Games from Purple Moon are my current eBay obsession. I’ve been very interested in “games for girls” lately — hence the Barbie game I featured a few posts back. I missed Purple Moon the first time around by a few years, as I was well into high school by the time the first games launched, and so I was too busy reading my dad’s old Beat generation paperbacks and cultivating obscure music knowledge to be bothered. Like many kids from small towns, I had delusions that I would move somewhere else and be cool.
While I’ve read about Purple Moon in From Barbie to Mortal Kombat: Gender and Computer Games and other places, I haven’t actually played any of the games. So, to rectify that, I’ve been keeping an eye out for used copies of Purple Moon titles, particularly games from the “Secret Paths” series and the “Rockett” series. I managed to get the four Rockett titles shown above, one Secret Paths game, and an unrelated game for $2.99 plus shipping on eBay a couple weeks ago. One of the advantages of studying devalued cultural artifacts is that, well, they’re cheap.
There are a lot of reasons these games are cheap — they aren’t quite old enough to be collectors’ items, and they are still fairly plentiful (especially in the case of the Mattel-released titles). However, part of the cheapness has to do with a more general devaluation. They aren’t just worth less financially, they’re judged as worth less culturally. Who cares about games for girls? If the going prices on eBay and other used software sources are any indication, almost no one. This is a truism that applies not only to titles from Purple Moon, but to the girl-targeted titles I’ve been collecting for various platforms. They’re often among the least expensive items in used game stores, save sports games, which are so overabundant as to prove a source of comedy; I’ve seen sports games heaped in piles under signs begging customers to just take them.

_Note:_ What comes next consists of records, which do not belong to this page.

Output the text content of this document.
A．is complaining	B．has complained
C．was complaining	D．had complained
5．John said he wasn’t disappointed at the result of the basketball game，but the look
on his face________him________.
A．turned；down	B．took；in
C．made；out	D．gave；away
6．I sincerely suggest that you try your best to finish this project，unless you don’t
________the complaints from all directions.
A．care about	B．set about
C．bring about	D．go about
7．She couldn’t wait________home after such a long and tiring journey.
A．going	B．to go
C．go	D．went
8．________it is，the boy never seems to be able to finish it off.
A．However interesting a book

Games for girls aren’t quite so overabundant. There aren’t as many titles released in the first place, and those games that are released under the “games for girls” umbrella often aren’t as heavily distributed. Despite that, though, they’re still sold for bargain-bin rates with rare exception. They just aren’t seen as valuable in the used game market, even in the cases of games that were well respected (or even award winning) at their time of release. It’s good for me, since I can pick them up for pocket change, but it’s another indicator of the disheartening gender politics of game culture generally.